Immunohistochemical assessment of acute (8 DPI) and long-term (36 DPI) changes in GFAP and NeuN expression in area CA1 of dorsal hippocampus of TMEV-infected mice treated with and without acute ASD treatment. (A) Representative photomicrographs of GFAP (red) and NeuN (green) immunoreactivity with 4′,6′-diamidino-2-phenylindole nuclear counterstain (blue) from TMEV-infected mice treated with VEH (0.5% methylcellulose) or CBZ or VPA, 8 days postinfection or 36 days postinfection.

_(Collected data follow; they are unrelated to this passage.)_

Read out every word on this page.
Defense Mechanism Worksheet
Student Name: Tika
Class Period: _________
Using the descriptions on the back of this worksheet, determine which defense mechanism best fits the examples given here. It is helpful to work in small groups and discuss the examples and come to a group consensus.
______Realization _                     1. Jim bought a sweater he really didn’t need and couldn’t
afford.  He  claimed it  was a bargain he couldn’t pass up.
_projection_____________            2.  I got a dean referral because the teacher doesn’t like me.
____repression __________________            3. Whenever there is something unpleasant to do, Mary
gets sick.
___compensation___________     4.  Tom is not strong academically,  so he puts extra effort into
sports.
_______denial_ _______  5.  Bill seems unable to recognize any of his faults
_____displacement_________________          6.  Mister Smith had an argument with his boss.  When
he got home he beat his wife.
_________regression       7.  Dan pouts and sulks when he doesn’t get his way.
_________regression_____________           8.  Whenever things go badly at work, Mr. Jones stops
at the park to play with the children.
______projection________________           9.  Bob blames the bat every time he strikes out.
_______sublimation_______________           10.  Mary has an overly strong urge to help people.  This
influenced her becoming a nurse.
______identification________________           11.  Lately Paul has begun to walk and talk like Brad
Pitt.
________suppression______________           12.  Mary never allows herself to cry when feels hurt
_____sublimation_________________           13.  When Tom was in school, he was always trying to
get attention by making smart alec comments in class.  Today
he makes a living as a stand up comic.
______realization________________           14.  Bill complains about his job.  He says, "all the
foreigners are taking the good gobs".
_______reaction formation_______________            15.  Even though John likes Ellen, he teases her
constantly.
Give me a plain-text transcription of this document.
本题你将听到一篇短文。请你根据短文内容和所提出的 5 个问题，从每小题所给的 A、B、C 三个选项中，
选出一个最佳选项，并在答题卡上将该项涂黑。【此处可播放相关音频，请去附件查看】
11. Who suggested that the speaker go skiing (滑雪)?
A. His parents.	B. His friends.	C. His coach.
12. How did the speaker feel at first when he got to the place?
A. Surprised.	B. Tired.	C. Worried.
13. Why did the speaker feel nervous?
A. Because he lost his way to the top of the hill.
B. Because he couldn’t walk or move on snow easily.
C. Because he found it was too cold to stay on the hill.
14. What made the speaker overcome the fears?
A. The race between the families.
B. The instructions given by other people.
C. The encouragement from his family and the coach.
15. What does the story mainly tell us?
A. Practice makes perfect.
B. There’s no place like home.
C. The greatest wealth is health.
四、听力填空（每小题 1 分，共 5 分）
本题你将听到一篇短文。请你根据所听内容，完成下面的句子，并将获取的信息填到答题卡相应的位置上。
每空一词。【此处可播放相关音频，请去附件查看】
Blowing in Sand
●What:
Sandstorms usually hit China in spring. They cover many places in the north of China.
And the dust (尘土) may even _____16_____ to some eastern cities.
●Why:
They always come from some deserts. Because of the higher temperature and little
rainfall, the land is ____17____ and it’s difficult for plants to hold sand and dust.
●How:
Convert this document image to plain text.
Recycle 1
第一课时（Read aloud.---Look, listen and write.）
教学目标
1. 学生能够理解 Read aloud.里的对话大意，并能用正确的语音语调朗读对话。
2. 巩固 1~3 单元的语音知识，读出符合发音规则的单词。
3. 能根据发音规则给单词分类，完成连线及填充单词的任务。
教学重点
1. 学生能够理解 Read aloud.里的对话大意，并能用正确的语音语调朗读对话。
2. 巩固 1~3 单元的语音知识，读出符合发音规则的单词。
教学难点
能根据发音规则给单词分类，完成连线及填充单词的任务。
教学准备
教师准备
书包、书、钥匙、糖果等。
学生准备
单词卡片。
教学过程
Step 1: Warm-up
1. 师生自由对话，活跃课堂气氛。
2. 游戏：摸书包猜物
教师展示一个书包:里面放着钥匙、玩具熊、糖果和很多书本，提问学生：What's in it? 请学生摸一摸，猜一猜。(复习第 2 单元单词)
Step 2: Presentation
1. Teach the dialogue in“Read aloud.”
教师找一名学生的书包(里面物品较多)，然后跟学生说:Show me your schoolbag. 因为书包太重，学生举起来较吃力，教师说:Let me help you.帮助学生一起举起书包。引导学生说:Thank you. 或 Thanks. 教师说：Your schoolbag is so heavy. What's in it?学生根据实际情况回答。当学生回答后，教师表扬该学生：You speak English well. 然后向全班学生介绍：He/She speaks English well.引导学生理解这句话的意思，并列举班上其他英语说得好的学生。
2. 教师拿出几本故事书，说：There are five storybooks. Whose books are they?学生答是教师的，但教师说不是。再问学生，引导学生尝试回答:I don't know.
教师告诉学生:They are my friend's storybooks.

White arrows in 36 DPI images indicate areas of sclerosis in area CA1 of dorsal hippocampus. The locations of stratum pyramidale (SP) and stratum radiatum (SR) layers are indicated for reference, as best as possible despite notable hippocampal pathology. (Scale bar = 50 µm, applies to all images.) (B) Immunolabeling for NeuN (8 DPI) demonstrates that no acute treatment protected against TMEV-induced neurodegeneration. VPA-treated mice demonstrated significant elevations in GFAP immunoreactivity relative to CBZ-treated mice, but did not achieve a statistically significant difference from VEH by one-way analysis of variance. *Significantly different from CBZ-treated, TMEV-infected mice, P < 0.05. (C) Long-term (36 DPI) immunolabeling for NeuN demonstrates that no drug treatment protected against TMEV-induced neurodegeneration. CBZ-treated mice demonstrated significant elevations in GFAP immunoreactivity relative to VPA-treated mice, but the elevations were not statistically different from VEH by one-way analysis of variance. Acute and long-term cohorts were processed and analyzed separately for immunohistochemical evaluations. *Significantly different from VPA-treated, TMEV-infected mice, P < 0.05.